Sunday, December 14, 2014

Let's Catch Up

Sorry, I am really bad about keeping up with blogging.  I guess I would blog more if I actually had anything to report.  A lot has happened since I have last written on here.  So let me catch you up with everything that is going on.

I think it was almost 2 months ago when we went to our IVF doctor.  We were finally going to get the results from all the blood work I had done in July.  After a very long wait and I mean LONG WAIT our doctor came in and went over everything.  My FSH levels are not where they need to be but they aren't super low that we need to be concerned with at this point.  My levels read at a 10.6 at the moment I can not find the average FSH level for a "normal" 30 yr ord female.  I was able to find it like 2 months ago when we left the doctors office but today I can't.  For those of you who don't speak fertility FSH stands for follicle stimulating hormone.  FSH is a hormone produced by the pituitary gland.  FSH levels tells my body to produce eggs for ovulation.  At this time I was also suffering pretty bad back pain that I thought might be because of my endometriosis coming back.  At this point it had been a year since I had my last surgery to remove my cysts and endometriosis.  I had hear of people who have to continue to have to have surgeries to stay on top of the growth.  So we asked our doctor about his thoughts on having another surgery to stay on top of everything and his suggestion is that I should not have any more surgeries and in fact get pregnant as soon as we can.  He is very concerned that if I have any more surgeries it might hurt my chances of getting pregnant with IVF.  My last surgery where Dr. Swanson removed the last bit of my cyst there was quite a bit of scar tissue on my right ovary and he believes if I have another surgery it could do harm to that ovary.

I am going to take a break from this doctor visit and explain some other news.  Preston has decided to get out of the Navy.  He has been contemplating this move for quite some time now.  After many talks of the pros and cons of getting out we decided that it would be the best for both of us.  I can finally pursue a career and start making some money at a non dead end job and he could use all the skills he learned in the Navy and do the same.  With that being said we had to make a decision about IVF.  Our doctor said we could do IVF in January but all 3 of us decided that would be a horrible idea.  I would literally be getting the treatment done the week we moved.  There is no way I would be calm and relaxed for this.  When we do IVF I need to be completely STRESS FREE.  If you know me you are probably laughing right now.  Kate stress free??? HA HA HA!  But for real to be stress free and relaxed as we drive across country and start all over again is not in the cards.  This does make me sad that we are putting our family on hold yet again but I believe it is for the best.  I need to get out of the valley with its horribly water and air.  So our doctor said to call him once we know where we are moving to and he will help us find a new doctor.
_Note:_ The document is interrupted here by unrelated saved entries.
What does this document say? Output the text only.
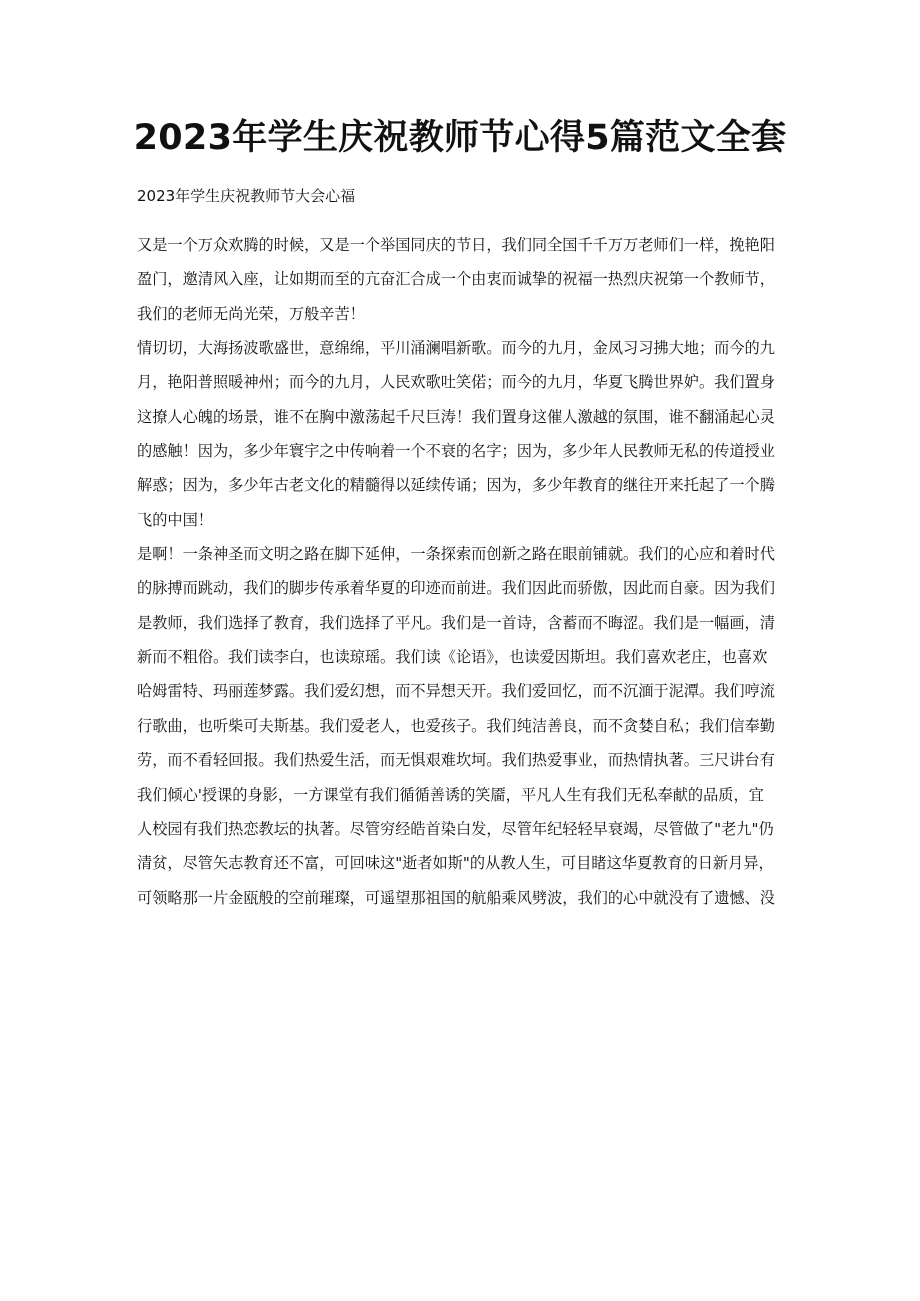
2023年学生庆祝教师节心得5篇范文全套

2023年学生庆祝教师节大会心福

又是一个万众欢腾的时候，又是一个举国同庆的节日，我们同全国千千万万老师们一样，挽艳阳
盈门，邀清风入座，让如期而至的亢奋汇合成一个由衷而诚挚的祝福一热烈庆祝第一个教师节，
我们的老师无尚光荣，万般辛苦！
情切切，大海扬波歌盛世，意绵绵，平川涌澜唱新歌。而今的九月，金凤习习拂大地；而今的九
月，艳阳普照暖神州；而今的九月，人民欢歌吐笑偌；而今的九月，华夏飞腾世界妒。我们置身
这撩人心魄的场景，谁不在胸中激荡起千尺巨涛！我们置身这催人激越的氛围，谁不翻涌起心灵
的感触！因为，多少年寰宇之中传响着一个不衰的名字；因为，多少年人民教师无私的传道授业
解惑；因为，多少年古老文化的精髓得以延续传诵；因为，多少年教育的继往开来托起了一个腾
飞的中国！
是啊！一条神圣而文明之路在脚下延伸，一条探索而创新之路在眼前铺就。我们的心应和着时代
的脉搏而跳动，我们的脚步传承着华夏的印迹而前进。我们因此而骄傲，因此而自豪。因为我们
是教师，我们选择了教育，我们选择了平凡。我们是一首诗，含蓄而不晦涩。我们是一幅画，清
新而不粗俗。我们读李白，也读琼瑶。我们读《论语》，也读爱因斯坦。我们喜欢老庄，也喜欢
哈姆雷特、玛丽莲梦露。我们爱幻想，而不异想天开。我们爱回忆，而不沉湎于泥潭。我们哼流
行歌曲，也听柴可夫斯基。我们爱老人，也爱孩子。我们纯洁善良，而不贪婪自私；我们信奉勤
劳，而不看轻回报。我们热爱生活，而无惧艰难坎坷。我们热爱事业，而热情执著。三尺讲台有
我们倾心'授课的身影，一方课堂有我们循循善诱的笑靥，平凡人生有我们无私奉献的品质，宜
人校园有我们热恋教坛的执著。尽管穷经皓首染白发，尽管年纪轻轻早衰竭，尽管做了"老九"仍
清贫，尽管矢志教育还不富，可回味这"逝者如斯"的从教人生，可目睹这华夏教育的日新月异，
可领略那一片金瓯般的空前璀璨，可遥望那祖国的航船乘风劈波，我们的心中就没有了遗憾、没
As of today we are not 100% sure where we will be moving to.  Preston went to a job fair last week with a head hunter company and has gotten a lot positive responses from everyone he interviewed with.  Hopefully tomorrow or Tuesday we will know more.  We will be moving at the end of January.  Even though it will be winter when we move which is not the ideal time to move cross country it is for us.  A lot of friends are either getting out or transferring stations at that time.

One thing I am really struggling with here lately is the holidays.  It's always hard to be away from family at this time but this year I am having an even harder time.  I think its because its another year without children.  I really thought that we would have a baby or be pregnant this year.  It is getting harder and harder every year not being able to start traditions with our children.  Or seeing everyone posting pictures of kids with santa or decorating their house.  I haven't even decorated for any holidays this year.  We didn't even carve pumpkins for Halloween and if you know us we absolutely love Halloween.  Christmas is a close 2nd for me and that comes from my mother and her love of decorating the whole house.  Christmas music instantly makes me in a bad mood.  I've been called a grinch at work all month but it's just so hard to get in the spirit.  I just told my mom yesterday day that I haven't even put up a Christmas tree this year.  So to everyone that has had to deal with my bad mood I am sorry but its just hard this year.  The holidays are almost over and I will go back to normal soon.

I'll try my best to not lack in my updates.